Anger is also seething among workers at the other private hospitals. Several nurses from these hospitals wrote in to the WSWS to express their opposition to NYSNA and the sellout contracts.

“I work in BronxCare where our union committee said we had a fair deal without explaining details. … The voting method was not correct and I strongly believe they flip[ped] the vote by miscount. … I asked many, many nurses and the majority of them voted NO on the contract. I strongly want all the bargaining committee members to be removed and select a new committee to be formed for the benefit of our hard working nurses.”

Another wrote, “the NYSNA representatives at BronxCare rushed the ratification process by accepting one calendar day to vote. The voting process was totally non-democratic by the representatives trying to influence the members’ vote. There was a lack of transparency in the way the contract was delivered and explained to the members. The nursing ratio, which is the key element of the nurses’ requests, remains vague. … The nurses have been filling out protests of assignments every single shift with no results.”

A nurse at a public New York City hospital commented below NYSNA’s announcement of the ending of the strike on the union’s Facebook page. “We took the patients from the hospitals that went on strike, kept them alive during the strike and were more overworked than before they went on strike and continue to receive subpar pay! Where is the support for HHC nurses?! We pay our union dues to NYSNA just as these private hospitals do? We aren’t even allowed to strike.
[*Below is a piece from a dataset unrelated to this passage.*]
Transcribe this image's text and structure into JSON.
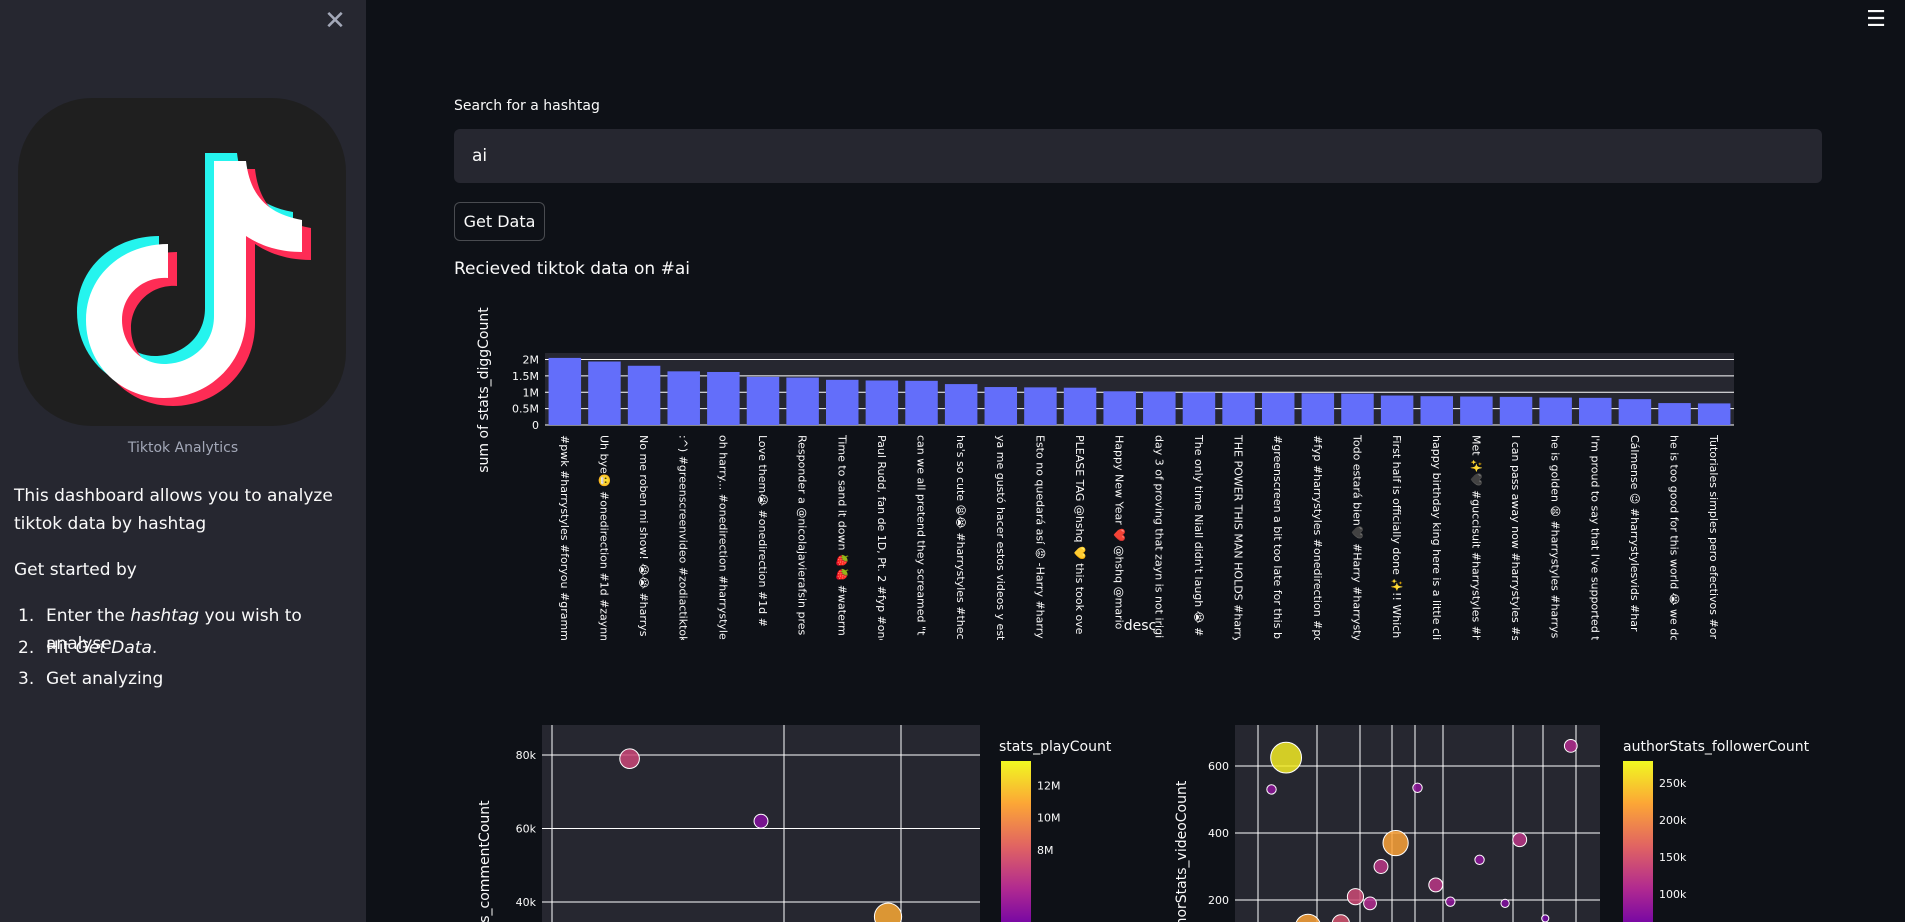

Then they wonder why the turnover rate is sky high within HHC [New York City Health & Hospitals Corporation]. They treat their employees worse than anything I’ve ever seen.”

The contracts for almost 9,000 New York City public hospital nurses under NYSNA are expiring March 2.

Since the strike has been brought to an abrupt halt, the corporate media and the Democratic Party, including the pseudo-left Democratic Socialists of America, have fraudulently proclaimed the contract a “historic win” for nurses.

In reality, with the pandemic in its fourth year, the ruling class is determined to impose the horrific working conditions on nurses as part of the capitalist “new normal” of never-ending mass infections and mass death. The purpose of nursing, from the standpoint of the ruling class, is to ensure that profits flow into the pockets of the health care corporations, not to provide health care.  

The struggle by health care workers has only begun. We urge nurses at Mount Sinai and Montefiore to vote no on the tentative agreement and reach out to transit workers, teachers, UPS workers and others to defeat this corporate-driven attack. This must be part of a broader political struggle to eliminate COVID-19 and take profit out of medicine.